American Jews are letting down Israel in the short run by staying away during the current unrest, says a top Progressive rabbi, and in the long run by not fighting harder for religious pluralism in the Jewish state.
“Many of you are showing your solidarity, but many others are canceling trips because they — or their children — worry about matters of physical safety,” Rabbi Uri Regev said during a recent three-week speaking tour of the United States and Canada.
“What kind of message does this send to us?” he asked. “Are we crazy to live in Israel? And why do devout Christians keep coming?”
Regev, a Tel Aviv-born rabbi and lawyer, is used to confrontational questions as executive director of the Israel Religious Action Center (IRAC), the social justice arm of the Movement for Progressive (Reform) Judaism in Israel.
Some 50 speeches in nine American and Canadian cities did not diminish his intensity during an interview or his concern for Diaspora support in his fight against the “unholy alliance of religion and state” in Israel.Where is the Jewish outrage and grass-roots support, he asks, when Israel’s Orthodox establishment refuses to recognize Jews by choice, even when they are converted by modern Orthodox rabbis in America? Or when hundreds of thousands of Russian immigrants, whose right to leave the Soviet Union was championed by American Jewry, cannot get married in Israel?

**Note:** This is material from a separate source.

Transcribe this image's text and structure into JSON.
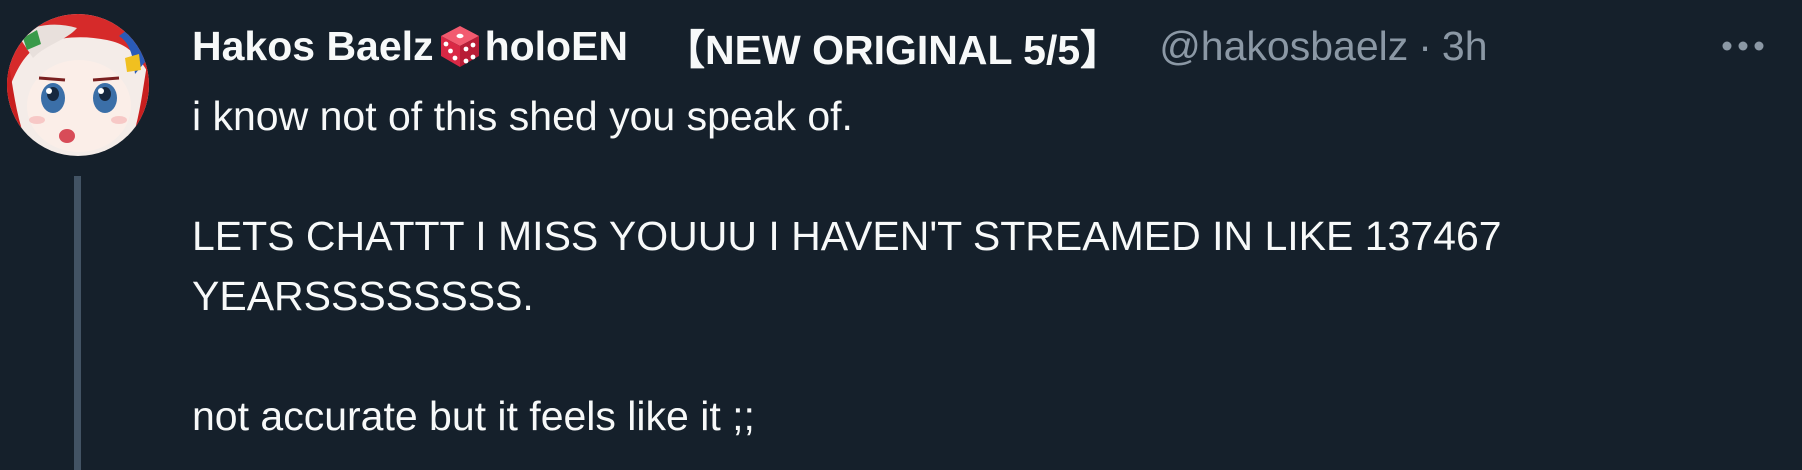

However, Regev, a vigorous 49-year old advocate with a salt-and- pepper beard, didn’t come to America just to ask rhetorical questions.

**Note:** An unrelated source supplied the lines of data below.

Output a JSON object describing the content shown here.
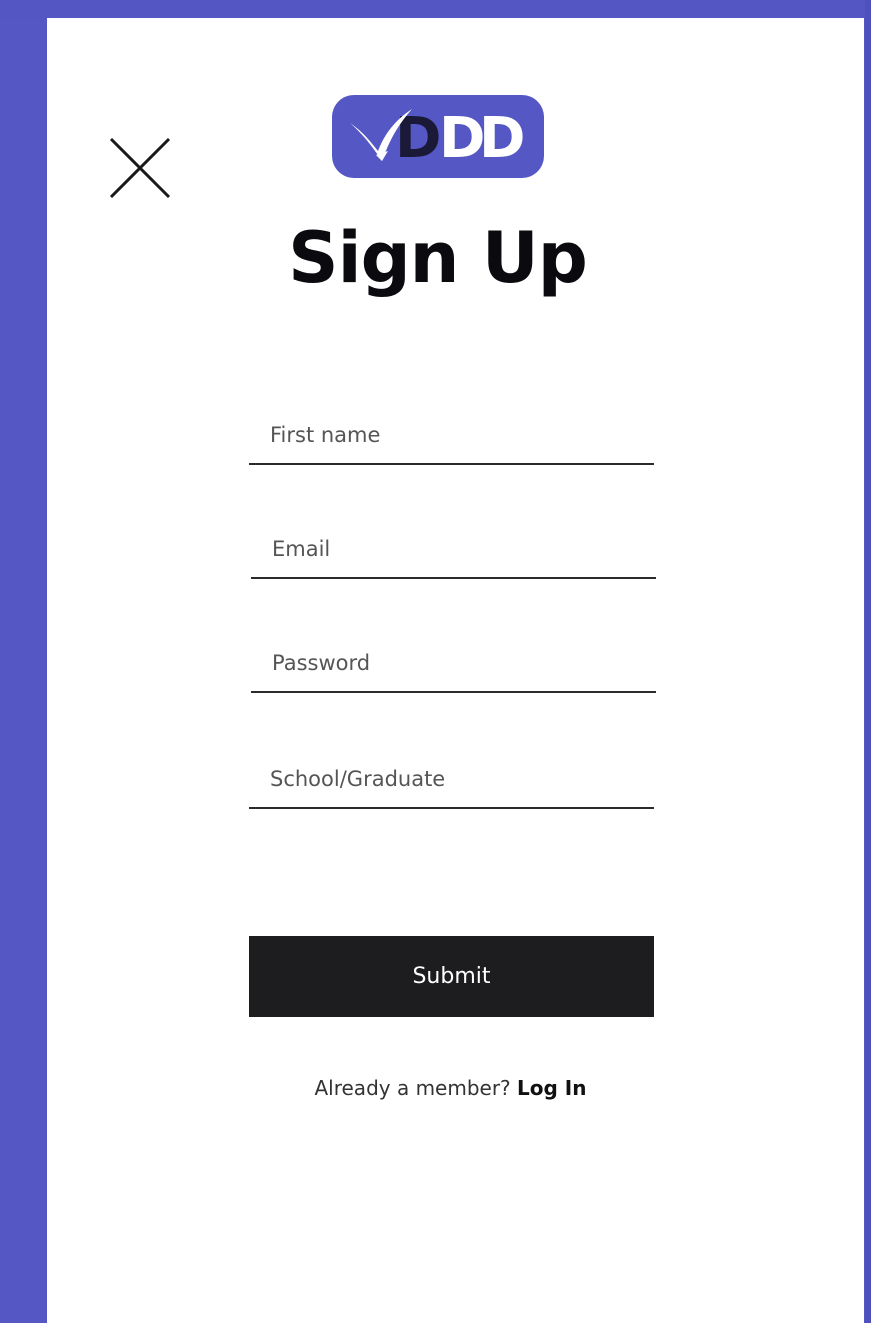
{
  "colors": {
    "background": "#5558c4",
    "panel": "#ffffff",
    "logo_bg": "#5558c4",
    "button_bg": "#1d1d1f",
    "button_text": "#ffffff"
  },
  "close_button": {
    "icon": "close-icon"
  },
  "logo": {
    "icon": "bird-logo-icon",
    "text": "DDD"
  },
  "form": {
    "title": "Sign Up",
    "fields": {
      "first_name": {
        "placeholder": "First name",
        "value": ""
      },
      "email": {
        "placeholder": "Email",
        "value": ""
      },
      "password": {
        "placeholder": "Password",
        "value": ""
      },
      "school": {
        "placeholder": "School/Graduate",
        "value": ""
      }
    },
    "submit_label": "Submit"
  },
  "footer": {
    "member_text": "Already a member?",
    "login_label": "Log In"
  }
}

One purpose was to recruit American lawyers for his newly formed Attorneys for Religious Freedom in Israel.
He visualizes the group as a kind of brain trust, bringing the rich experience of American civil rights and church-state litigation to bear on IRAC’s battles for religious pluralism in Israeli courts.
He cited one past instance, following the opening of the Reform movement’s Hebrew Union College campus in Jerusalem. The Religious Affairs Ministry denied HUC the educational subsidies given to yeshivot on the grounds that its student body consisted of both men and women.

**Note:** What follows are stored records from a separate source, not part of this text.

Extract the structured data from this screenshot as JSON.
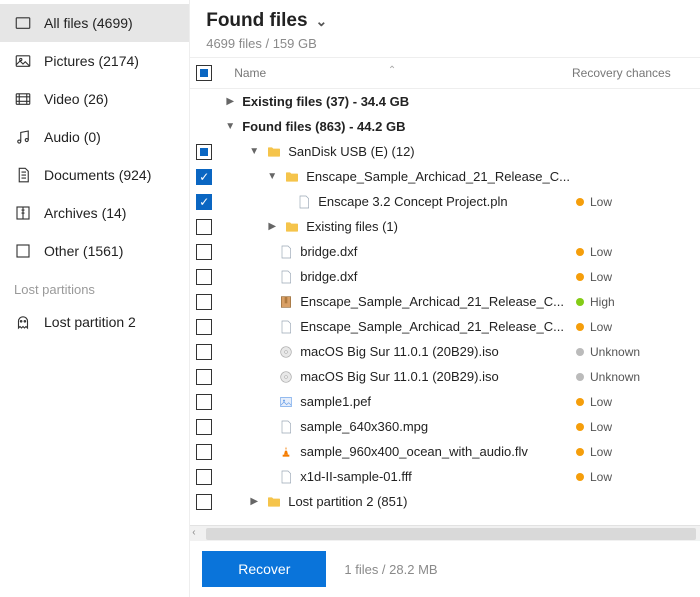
{
  "sidebar": {
    "items": [
      {
        "label": "All files (4699)"
      },
      {
        "label": "Pictures (2174)"
      },
      {
        "label": "Video (26)"
      },
      {
        "label": "Audio (0)"
      },
      {
        "label": "Documents (924)"
      },
      {
        "label": "Archives (14)"
      },
      {
        "label": "Other (1561)"
      }
    ],
    "section_label": "Lost partitions",
    "lost": [
      {
        "label": "Lost partition 2"
      }
    ]
  },
  "header": {
    "title": "Found files",
    "subtitle": "4699 files / 159 GB"
  },
  "columns": {
    "name": "Name",
    "recovery": "Recovery chances"
  },
  "groups": {
    "existing": "Existing files (37) - 34.4 GB",
    "found": "Found files (863) - 44.2 GB",
    "usb": "SanDisk USB (E) (12)",
    "enscape_folder": "Enscape_Sample_Archicad_21_Release_C...",
    "existing1": "Existing files (1)",
    "lost_part": "Lost partition 2 (851)"
  },
  "files": {
    "f0": {
      "name": "Enscape 3.2 Concept Project.pln",
      "rec": "Low"
    },
    "f1": {
      "name": "bridge.dxf",
      "rec": "Low"
    },
    "f2": {
      "name": "bridge.dxf",
      "rec": "Low"
    },
    "f3": {
      "name": "Enscape_Sample_Archicad_21_Release_C...",
      "rec": "High"
    },
    "f4": {
      "name": "Enscape_Sample_Archicad_21_Release_C...",
      "rec": "Low"
    },
    "f5": {
      "name": "macOS Big Sur 11.0.1 (20B29).iso",
      "rec": "Unknown"
    },
    "f6": {
      "name": "macOS Big Sur 11.0.1 (20B29).iso",
      "rec": "Unknown"
    },
    "f7": {
      "name": "sample1.pef",
      "rec": "Low"
    },
    "f8": {
      "name": "sample_640x360.mpg",
      "rec": "Low"
    },
    "f9": {
      "name": "sample_960x400_ocean_with_audio.flv",
      "rec": "Low"
    },
    "f10": {
      "name": "x1d-II-sample-01.fff",
      "rec": "Low"
    }
  },
  "footer": {
    "button": "Recover",
    "status": "1 files / 28.2 MB"
  }
}
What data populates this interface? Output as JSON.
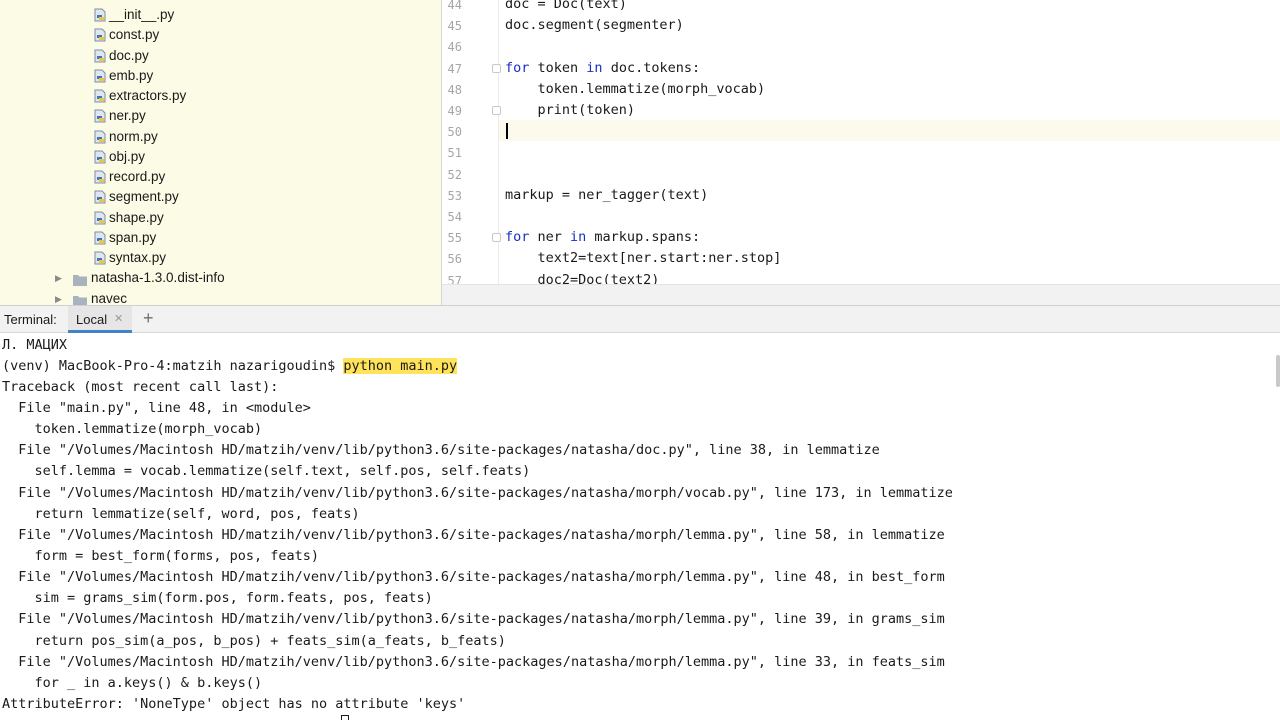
{
  "project_tree": {
    "files": [
      "__init__.py",
      "const.py",
      "doc.py",
      "emb.py",
      "extractors.py",
      "ner.py",
      "norm.py",
      "obj.py",
      "record.py",
      "segment.py",
      "shape.py",
      "span.py",
      "syntax.py"
    ],
    "folders": [
      "natasha-1.3.0.dist-info",
      "navec"
    ]
  },
  "editor": {
    "lines": [
      {
        "num": "44",
        "tokens": [
          {
            "t": "doc = Doc(text)",
            "k": false
          }
        ]
      },
      {
        "num": "45",
        "tokens": [
          {
            "t": "doc.segment(segmenter)",
            "k": false
          }
        ]
      },
      {
        "num": "46",
        "tokens": []
      },
      {
        "num": "47",
        "tokens": [
          {
            "t": "for",
            "k": true
          },
          {
            "t": " token ",
            "k": false
          },
          {
            "t": "in",
            "k": true
          },
          {
            "t": " doc.tokens:",
            "k": false
          }
        ]
      },
      {
        "num": "48",
        "tokens": [
          {
            "t": "    token.lemmatize(morph_vocab)",
            "k": false
          }
        ]
      },
      {
        "num": "49",
        "tokens": [
          {
            "t": "    print(token)",
            "k": false
          }
        ]
      },
      {
        "num": "50",
        "tokens": []
      },
      {
        "num": "51",
        "tokens": []
      },
      {
        "num": "52",
        "tokens": []
      },
      {
        "num": "53",
        "tokens": [
          {
            "t": "markup = ner_tagger(text)",
            "k": false
          }
        ]
      },
      {
        "num": "54",
        "tokens": []
      },
      {
        "num": "55",
        "tokens": [
          {
            "t": "for",
            "k": true
          },
          {
            "t": " ner ",
            "k": false
          },
          {
            "t": "in",
            "k": true
          },
          {
            "t": " markup.spans:",
            "k": false
          }
        ]
      },
      {
        "num": "56",
        "tokens": [
          {
            "t": "    text2=text[ner.start:ner.stop]",
            "k": false
          }
        ]
      },
      {
        "num": "57",
        "tokens": [
          {
            "t": "    doc2=Doc(text2)",
            "k": false
          }
        ]
      }
    ]
  },
  "terminal": {
    "panel_label": "Terminal:",
    "tab_label": "Local",
    "close_icon": "close-icon",
    "new_tab_icon": "plus-icon",
    "prompt": "(venv) MacBook-Pro-4:matzih nazarigoudin$ ",
    "command": "python main.py",
    "highlight_color": "#ffe35a",
    "output": [
      "Л. МАЦИХ",
      "__PROMPT__",
      "Traceback (most recent call last):",
      "  File \"main.py\", line 48, in <module>",
      "    token.lemmatize(morph_vocab)",
      "  File \"/Volumes/Macintosh HD/matzih/venv/lib/python3.6/site-packages/natasha/doc.py\", line 38, in lemmatize",
      "    self.lemma = vocab.lemmatize(self.text, self.pos, self.feats)",
      "  File \"/Volumes/Macintosh HD/matzih/venv/lib/python3.6/site-packages/natasha/morph/vocab.py\", line 173, in lemmatize",
      "    return lemmatize(self, word, pos, feats)",
      "  File \"/Volumes/Macintosh HD/matzih/venv/lib/python3.6/site-packages/natasha/morph/lemma.py\", line 58, in lemmatize",
      "    form = best_form(forms, pos, feats)",
      "  File \"/Volumes/Macintosh HD/matzih/venv/lib/python3.6/site-packages/natasha/morph/lemma.py\", line 48, in best_form",
      "    sim = grams_sim(form.pos, form.feats, pos, feats)",
      "  File \"/Volumes/Macintosh HD/matzih/venv/lib/python3.6/site-packages/natasha/morph/lemma.py\", line 39, in grams_sim",
      "    return pos_sim(a_pos, b_pos) + feats_sim(a_feats, b_feats)",
      "  File \"/Volumes/Macintosh HD/matzih/venv/lib/python3.6/site-packages/natasha/morph/lemma.py\", line 33, in feats_sim",
      "    for _ in a.keys() & b.keys()",
      "AttributeError: 'NoneType' object has no attribute 'keys'"
    ]
  },
  "colors": {
    "tree_background": "#fbfbe6",
    "keyword": "#1b2ec4",
    "tab_underline": "#4083c9"
  }
}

IRAC took the case to court, and, drawing largely on the arguments used by American lawyers in their battles against the “separate but equal” doctrine, won its case.
Regev said he was encouraged by his meetings with American lawyers during his tour, including a well-attended session at the Harvard Club in Boston, and the response by attorneys, ranging in their religious outlooks from Reconstructionist to centrist Orthodox.
One of the American lawyers who has signed on is Lawrence Schulner of Camarillo. “Our group, which includes lawyers, legal scholars, jurists and judges, can be a valuable resource, because almost any kind of imaginable discrimination case has been litigated and adjudicated in American courts,” Schulner said.”Israel may not be able to completely separate religion and state, but there should at least be equality for all religions, including all streams of Judaism,” he added.
Regev is upbeat about the Reform movement’s progress in Israel, citing the presence of 25 congregations, 15 nursery schools, two major educational centers, and increasing impact on the curricula of public schools. The flagship synagogue, Beit Daniel in Tel Aviv, receives support from The Jewish Federation of Greater Los Angeles under its Los Angeles-Tel Aviv Partnership program.
Regev himself discovered Reform Judaism in Los Angeles, of all places. “I grew up in a secular family in Tel Aviv and never knew that there was any other option than Orthodoxy,” he recalled.
“In 1967, when I was 16, I came to southern California as an exchange student for six months. I stayed at the home of Selma Schneider and her late husband Al, and went with them to Temple Solael in Canoga Park. I attended Camp Swig. It was all an eye-opening experience.”